Researchers have created an artificial intelligence (AI) algorithm that may be able to identify complex mood disorders—such as major depressive disorder (MDD) —while also pinpointing a medication response from the patient.

 “This study takes a major step towards finding a biomarker of medication response in emerging adults with complex mood disorders,” Elizabeth Osuch, MD, a clinician-scientist at Lawson, medical director at FEMAP and co-lead investigator on the study, said in a statement. “It also suggests that we may one day have an objective measure of psychiatric illness through brain imaging that would make diagnosis faster, more effective and more consistent across health care providers.”

Researchers from Lawson Health Research Institute, The Mind Research Network and the Brainnetome Center examined 78 adult patients emerging from mental health programs at the London Health Sciences Centre (LHSC), primarily from the First Episode Mood and Anxiety Program (FEMAP).

The first phase of the study featured 66 patients who had completed treatment for either MDD or bipolar type I, a form of bipolar disorder that often includes full manic episodes. An additional 33 research participants with no history of mental illness represented the control group.

Each individual underwent a brain scan to examine different brain networks using Lawson’s functional magnetic resonance imaging (fMRI) capabilities at St. Joseph’s Health Care London.
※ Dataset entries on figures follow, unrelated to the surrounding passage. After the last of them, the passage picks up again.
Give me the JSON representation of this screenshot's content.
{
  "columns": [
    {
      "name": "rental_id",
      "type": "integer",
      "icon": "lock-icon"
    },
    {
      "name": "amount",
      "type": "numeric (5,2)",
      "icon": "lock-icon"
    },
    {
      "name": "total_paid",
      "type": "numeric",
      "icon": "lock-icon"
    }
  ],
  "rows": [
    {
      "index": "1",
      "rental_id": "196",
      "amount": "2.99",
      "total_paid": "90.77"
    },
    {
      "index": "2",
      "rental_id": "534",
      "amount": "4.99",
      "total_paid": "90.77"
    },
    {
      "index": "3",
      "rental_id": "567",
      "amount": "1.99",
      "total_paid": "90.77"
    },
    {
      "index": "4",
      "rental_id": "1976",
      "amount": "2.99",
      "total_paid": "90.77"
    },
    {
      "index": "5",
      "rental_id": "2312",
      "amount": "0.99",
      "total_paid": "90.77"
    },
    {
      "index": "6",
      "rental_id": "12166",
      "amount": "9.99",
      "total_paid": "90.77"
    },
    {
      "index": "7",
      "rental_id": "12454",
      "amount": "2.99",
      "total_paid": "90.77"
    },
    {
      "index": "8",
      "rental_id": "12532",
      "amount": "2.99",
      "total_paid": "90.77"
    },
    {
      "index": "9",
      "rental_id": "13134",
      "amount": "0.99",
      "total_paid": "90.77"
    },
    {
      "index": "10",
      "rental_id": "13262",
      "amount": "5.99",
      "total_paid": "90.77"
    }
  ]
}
The researchers analyzed and compared the scans of the three groups and found that they were different in particular brain networks, including the default mode network—a set of regions known to control self-reflection—and the thalamus—a gateway that connects multiple cortical regions and helps control arousal alertness.

The team used the data to update a new algorithm that uses machine learning. It was able to examine fMRI scans to identify whether a patient has MDD or bipolar I with a 92.4 percent accuracy.
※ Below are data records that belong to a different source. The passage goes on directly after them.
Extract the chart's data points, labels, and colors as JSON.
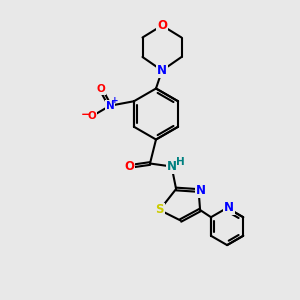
{
  "background_color": "#e8e8e8",
  "bond_color": "#000000",
  "bond_width": 1.5,
  "atom_colors": {
    "O": "#ff0000",
    "N": "#0000ff",
    "S": "#cccc00",
    "N_amide": "#008080",
    "C": "#000000"
  },
  "font_size_atom": 8.5,
  "font_size_small": 7
}
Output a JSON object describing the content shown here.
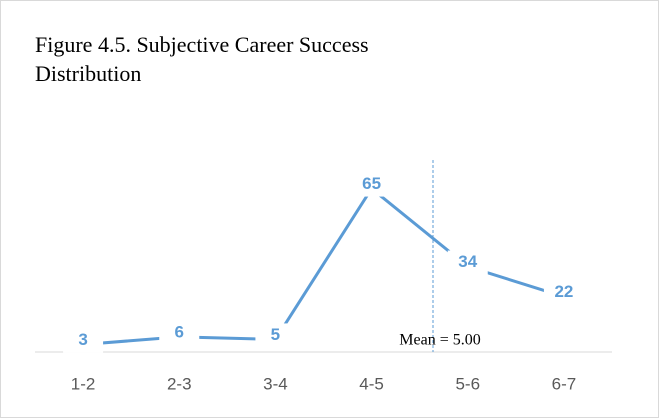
{
  "chart_data": {
    "type": "line",
    "title": "Figure 4.5. Subjective Career Success Distribution",
    "title_lines": [
      "Figure 4.5. Subjective Career Success",
      "Distribution"
    ],
    "categories": [
      "1-2",
      "2-3",
      "3-4",
      "4-5",
      "5-6",
      "6-7"
    ],
    "series": [
      {
        "name": "Subjective Career Success",
        "color": "#5b9bd5",
        "values": [
          3,
          6,
          5,
          65,
          34,
          22
        ]
      }
    ],
    "ylim": [
      0,
      70
    ],
    "annotation": "Mean = 5.00"
  }
}
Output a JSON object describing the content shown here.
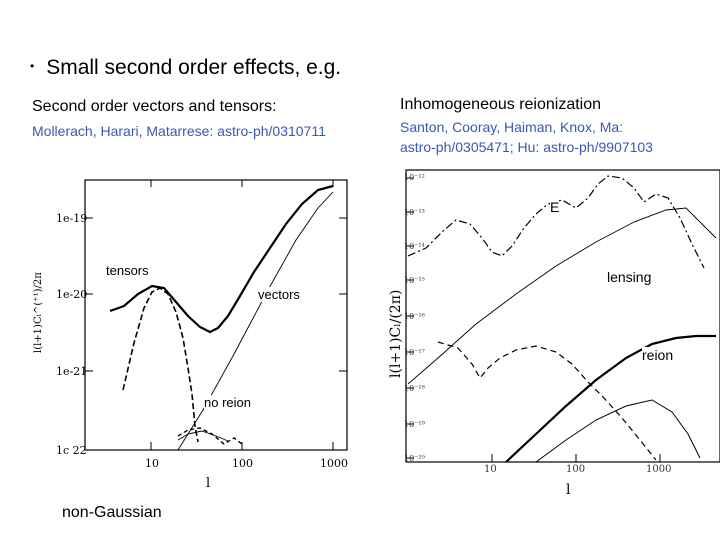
{
  "slide": {
    "bullet": "Small second order effects, e.g.",
    "left": {
      "heading": "Second order vectors and tensors:",
      "citation": "Mollerach, Harari, Matarrese: astro-ph/0310711",
      "labels": {
        "tensors": "tensors",
        "vectors": "vectors",
        "no_reion": "no reion"
      },
      "footer": "non-Gaussian"
    },
    "right": {
      "heading": "Inhomogeneous reionization",
      "citation_line1": "Santon, Cooray, Haiman, Knox, Ma:",
      "citation_line2": "astro-ph/0305471; Hu: astro-ph/9907103",
      "labels": {
        "E": "E",
        "lensing": "lensing",
        "reion": "reion"
      }
    }
  },
  "left_plot": {
    "xlabel": "l",
    "ylabel": "l(l+1)Cₗ^(⁺¹)/2π",
    "xticks": [
      "10",
      "100",
      "1000"
    ],
    "yticks": [
      "1e-19",
      "1e-20",
      "1e-21",
      "1c 22"
    ]
  },
  "right_plot": {
    "xlabel": "l",
    "ylabel": "l(l+1)Cₗ/(2π)",
    "xticks": [
      "10",
      "100",
      "1000"
    ],
    "yticks": [
      "10⁻¹²",
      "10⁻¹³",
      "10⁻¹⁴",
      "10⁻¹⁵",
      "10⁻¹⁶",
      "10⁻¹⁷",
      "10⁻¹⁸",
      "10⁻¹⁹",
      "10⁻²⁰"
    ]
  }
}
Next, the researchers performed imaging with 12 additional volunteers that have an unclear diagnosis of a complex mood disorder. The algorithm was able to predict the diagnosis and more importantly how the participant would respond to medication.

“Antidepressants are the gold standard pharmaceutical therapy for MDD while mood stabilizers are the gold standard for bipolar I,” Osuch said. “But it becomes difficult to predict which medication will work in patients with complex mood disorders when a diagnosis is not clear. Will they respond better to an antidepressant or to a mood stabilizer?”

Diagnoses are currently based on a patient’s history and behavior and medication decisions are ultimately based on that diagnosis.

“This can be difficult with complex mood disorders and in the early course of an illness when symptoms may be less well-defined,” Osuch said. “Patients may also have more than one diagnosis, such as a combination of a mood disorder and a substance abuse disorder, further complicating diagnosis. Having a biological test or procedure to identify what class of medication a patient will respond to would significantly advance the field of psychiatry.”

The study was published in  Acta Psychiatrica Scandinavica.